Higher-than-estimated margins drive outperformance

* Reported GRM came in higher than our estimate at USD6.0/bbl (v/s USD4.1 in 1QFY22). Refining throughput was in-line at 7.2mmt (+27% YoY, +5% QoQ). The use of high sulphur as a % of total crude stood at 66% (higher YoY and QoQ).

* Implied marketing margin (incl. inv.) was higher than our estimate at INR6.1/lit (v/s our est. of INR5.4, -8% YoY, +5% QoQ). Marketing volumes were in-line at 9.9mmt (+11% YoY, +3% QoQ).

* Thus, EBITDA came in at INR44.8b (+16% YoY, +36% QoQ). Forex gain amounted to INR0.9b in 2QFY22. Reported PAT stood at INR26.9b – translating into an EPS of INR12.9 (v/s our est. of INR6.2).

* For 1HFY22, EBITDA was flat YoY at INR78b, with adj. PAT at INR43b.

* Refining and marketing volumes grew 30%/19% YoY to 14.0mmt/19.5mmt.

* GRM increased YoY to USD5.1/bbl (v/s USD3.1 in 1HFY21), while marketing margin was lower YoY at INR5.9/lit (v/s INR7.8 in 1HFY21).

 

Valuation and view – Reiterate Buy

* Capex guidance for FY22 stands at INR100b (refining: INR26b, marketing: INR33b, petchem: INR10b, BRPL equity investment: INR13b, and rest in other smaller projects including CGDs) - which is expected to be similar in FY23 as well. The company spent INR66b in 1HFY22, including INR24b for the BORL acquisition. Government receivables stand at INR1.2b.

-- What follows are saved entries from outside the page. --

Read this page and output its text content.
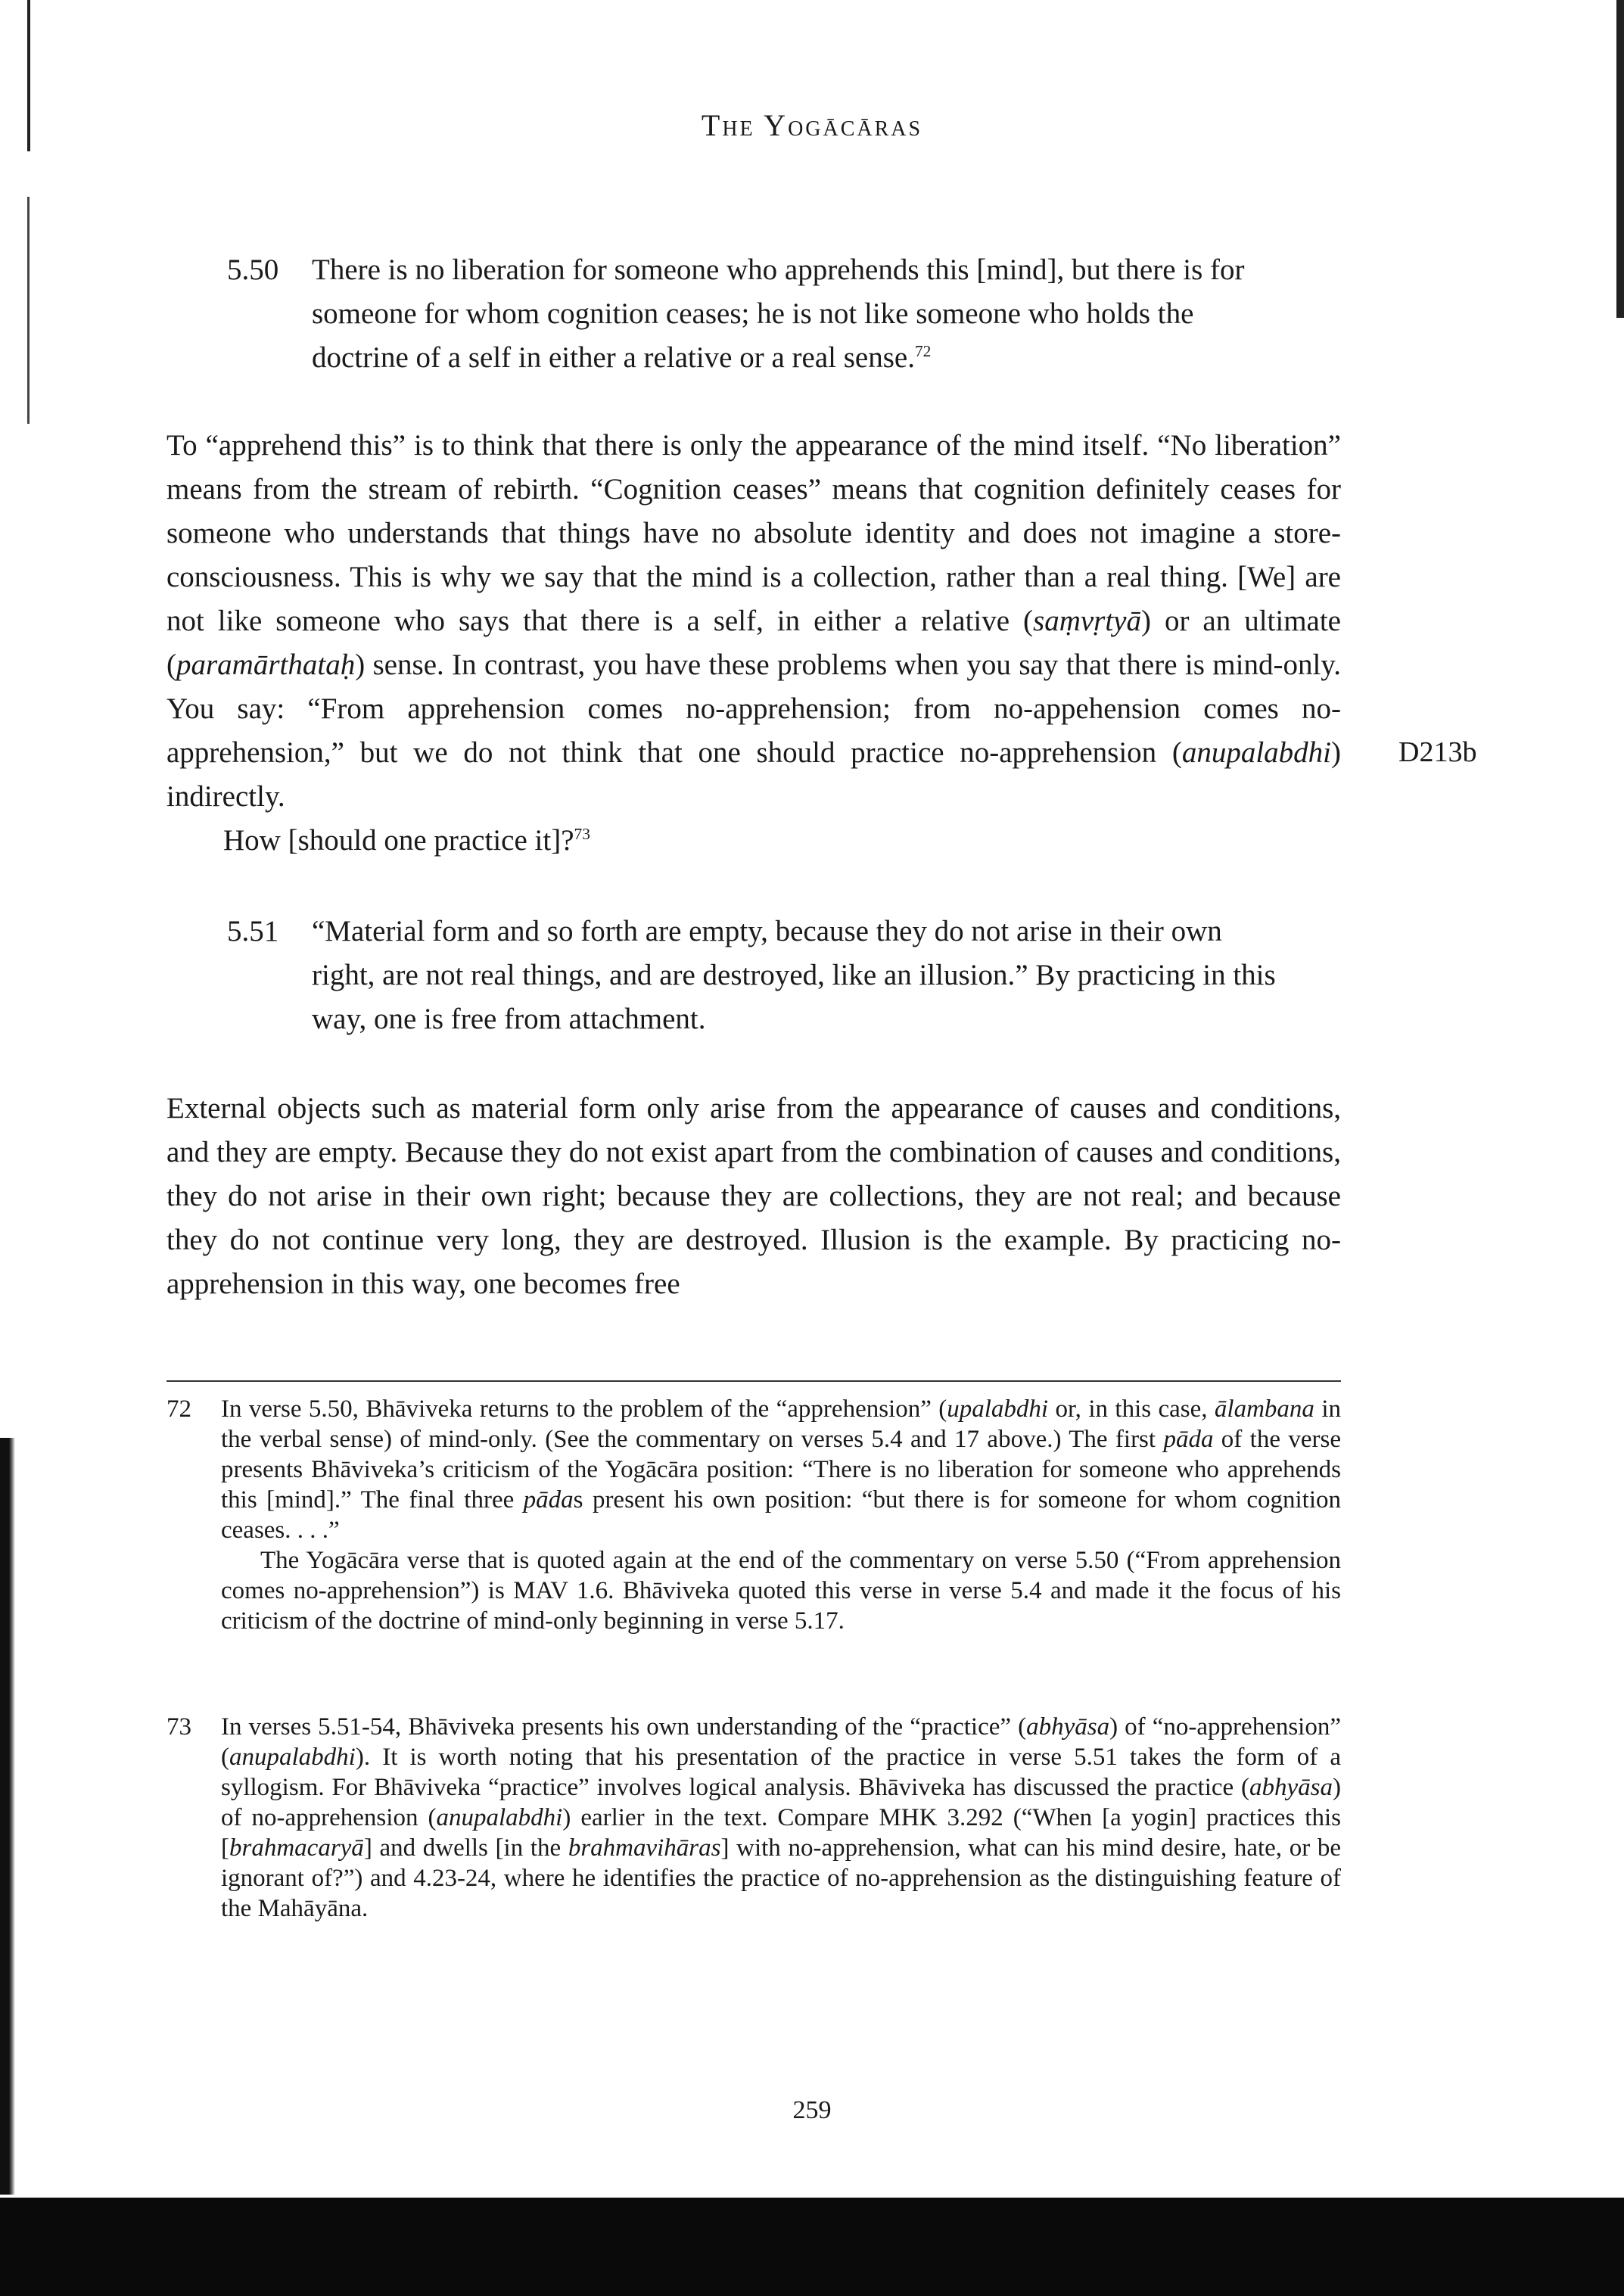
The Yogācāras
5.50 There is no liberation for someone who apprehends this [mind], but there is for someone for whom cognition ceases; he is not like someone who holds the doctrine of a self in either a relative or a real sense.$^{72}$
To “apprehend this” is to think that there is only the appearance of the mind itself. “No liberation” means from the stream of rebirth. “Cognition ceases” means that cognition definitely ceases for someone who understands that things have no absolute identity and does not imagine a store-consciousness. This is why we say that the mind is a collection, rather than a real thing. [We] are not like someone who says that there is a self, in either a relative (saṃvṛtyā) or an ultimate (paramārthataḥ) sense. In contrast, you have these problems when you say that there is mind-only. You say: “From apprehension comes no-apprehension; from no-appehension comes no-apprehension,” but we do not think that one should practice no-apprehension (anupalabdhi) indirectly.
D213b
How [should one practice it]?$^{73}$
5.51 “Material form and so forth are empty, because they do not arise in their own right, are not real things, and are destroyed, like an illusion.” By practicing in this way, one is free from attachment.
External objects such as material form only arise from the appearance of causes and conditions, and they are empty. Because they do not exist apart from the combination of causes and conditions, they do not arise in their own right; because they are collections, they are not real; and because they do not continue very long, they are destroyed. Illusion is the example. By practicing no-apprehension in this way, one becomes free
72 In verse 5.50, Bhāviveka returns to the problem of the “apprehension” (upalabdhi or, in this case, ālambana in the verbal sense) of mind-only. (See the commentary on verses 5.4 and 17 above.) The first pāda of the verse presents Bhāviveka’s criticism of the Yogācāra position: “There is no liberation for someone who apprehends this [mind].” The final three pādas present his own position: “but there is for someone for whom cognition ceases. . . .”

The Yogācāra verse that is quoted again at the end of the commentary on verse 5.50 (“From apprehension comes no-apprehension”) is MAV 1.6. Bhāviveka quoted this verse in verse 5.4 and made it the focus of his criticism of the doctrine of mind-only beginning in verse 5.17.

73 In verses 5.51-54, Bhāviveka presents his own understanding of the “practice” (abhyāsa) of “no-apprehension” (anupalabdhi). It is worth noting that his presentation of the practice in verse 5.51 takes the form of a syllogism. For Bhāviveka “practice” involves logical analysis. Bhāviveka has discussed the practice (abhyāsa) of no-apprehension (anupalabdhi) earlier in the text. Compare MHK 3.292 (“When [a yogin] practices this [brahmacaryā] and dwells [in the brahmavihāras] with no-apprehension, what can his mind desire, hate, or be ignorant of?”) and 4.23-24, where he identifies the practice of no-apprehension as the distinguishing feature of the Mahāyāna.

259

* A further improvement in the company’s GRMs and marketing margin returning to normalised levels could create the potential for an upside to our call. On the other hand, any delay in the privatisation procedure owing to further lockdowns or delay in the opening up of international borders poses a downside risk to our call. BPCL trades at 1.7x FY23 PBV, and we value the stock at 2.3x Dec’23E P/BV to arrive at our target price of INR605. Reiterate Buy.